A 62-year-old female was diagnosed with Renal Cell Carcinoma (RCC). After undergoing a left nephrectomy, a surveillance scan 21 months after diagnosis was concerning for metastatic disease, which was then confirmed through biopsy. The patient was started on sunitinib 50 mg on days 1-28 of a six-week cycle for metastatic RCC. The patient suffered from Grade 3 myelosupression/mucositis within two weeks of the initiation of therapy. The early onset and severity of the toxicity lead to CYP 3A4 pharmacogenetic testing. She was subsequently found to have a 3A4 polymorphism (*1/*28). The dose of sunitinib was reduced to 25 mg followed by a further reduction to 12.5 mg due to toxicity. Eighteen months after starting sunitinib, a CT scan showed disease progression and therapy was changed to pazopanib. Due to her 3A4 polymorphism, the starting pazopanib dose was empirically reduced by 50% and was started at 400 mg/daily. Pazopanib was held for episodes of severe diarrhea and was further reduced to 200 mg/daily. Nine months after starting pazopanib, new imaging showed lesions in the patient’s liver, confirming disease progression. The patient was subsequently started on nivolumab but quickly progressed. She was then started on cabozantinib at a dose reduced 20 mg/daily. This initial dosing was tolerated well by the patient, so a decision was made to alternate between 20 and 40 mg/daily to increase to an average of 30 mg/daily. She is currently tolerating the 30 mg/daily and continues treatment for metastatic RCC.

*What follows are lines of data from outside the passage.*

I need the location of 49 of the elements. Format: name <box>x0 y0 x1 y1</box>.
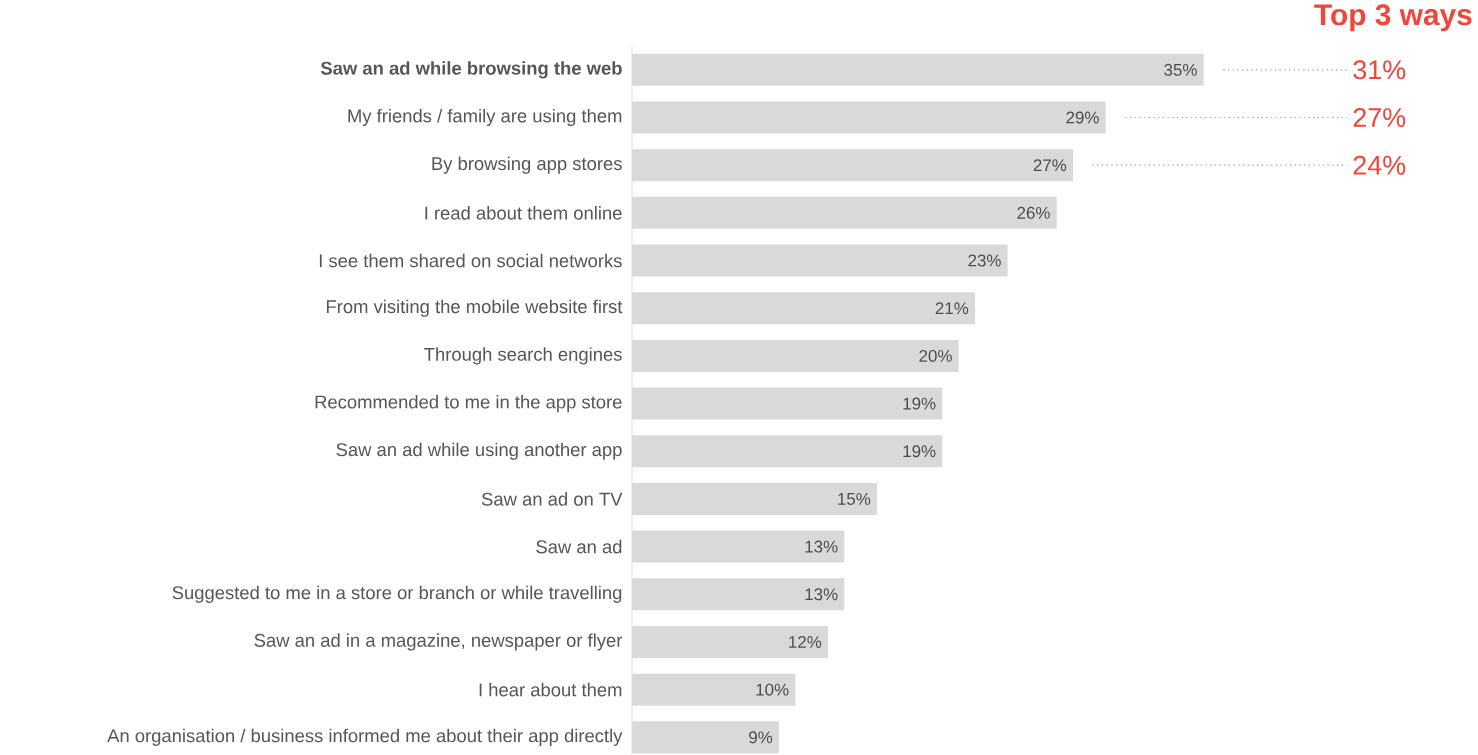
bar <box>632 673 796 706</box>
data-label: 21% <box>935 302 969 315</box>
text: Top 3 ways <box>1314 4 1472 32</box>
y-tick-label: I see them shared on social networks <box>319 253 622 268</box>
data-label: 23% <box>968 254 1001 267</box>
text: 27% <box>1353 108 1406 127</box>
y-tick-label: I hear about them <box>479 682 622 697</box>
y-tick-label: Suggested to me in a store or branch or while travelling <box>172 585 622 603</box>
data-label: 29% <box>1066 111 1099 124</box>
y-tick-label: Saw an ad while browsing the web <box>320 61 622 79</box>
data-label: 20% <box>919 349 952 362</box>
bar <box>632 292 975 325</box>
y-tick-label: Saw an ad <box>536 539 622 554</box>
text: 24% <box>1353 155 1406 175</box>
bar <box>632 339 959 372</box>
bar <box>632 244 1008 277</box>
y-tick-label: Saw an ad in a magazine, newspaper or flyer <box>254 633 623 651</box>
data-label: 15% <box>838 492 871 505</box>
bar <box>632 387 943 420</box>
y-tick-label: Through search engines <box>424 347 622 365</box>
data-label: 27% <box>1033 159 1067 172</box>
data-label: 13% <box>805 588 838 601</box>
bar <box>632 482 877 515</box>
data-label: 26% <box>1017 206 1050 219</box>
data-label: 19% <box>903 445 936 458</box>
y-tick-label: I read about them online <box>425 206 622 220</box>
data-label: 35% <box>1164 63 1197 76</box>
data-label: 9% <box>749 731 773 744</box>
data-label: 10% <box>756 683 789 696</box>
y-tick-label: From visiting the mobile website first <box>326 299 623 317</box>
bar <box>632 721 779 754</box>
y-tick-label: An organisation / business informed me about their app directly <box>107 728 623 746</box>
y-tick-label: By browsing app stores <box>432 156 622 174</box>
data-label: 13% <box>805 540 838 553</box>
bar <box>632 101 1106 134</box>
y-tick-label: Saw an ad while using another app <box>336 442 622 460</box>
y-tick-label: Recommended to me in the app store <box>315 394 622 413</box>
data-label: 19% <box>903 397 936 410</box>
bar <box>632 578 845 611</box>
bar <box>632 625 828 658</box>
bar <box>632 53 1204 86</box>
bar <box>632 530 845 563</box>
bar <box>632 196 1057 229</box>
bar <box>632 435 943 468</box>
text: 31% <box>1353 60 1406 80</box>
data-label: 12% <box>789 636 822 648</box>
y-tick-label: My friends / family are using them <box>348 108 622 127</box>
bar <box>632 149 1073 182</box>
y-tick-label: Saw an ad on TV <box>481 492 623 506</box>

As described above, CYP 3A4 polymorphisms can result in severe toxicities that present earlier in the treatment course than traditionally expected. Moving forward there may be a role in testing for these polymorphisms to determine an individual’s optimal dose before initiating therapy with tyrosine kinase inhibitors. The advantage of performing such testing would be to limit the severity of toxicities experienced by this patient population, while retaining the overall benefit of these medications.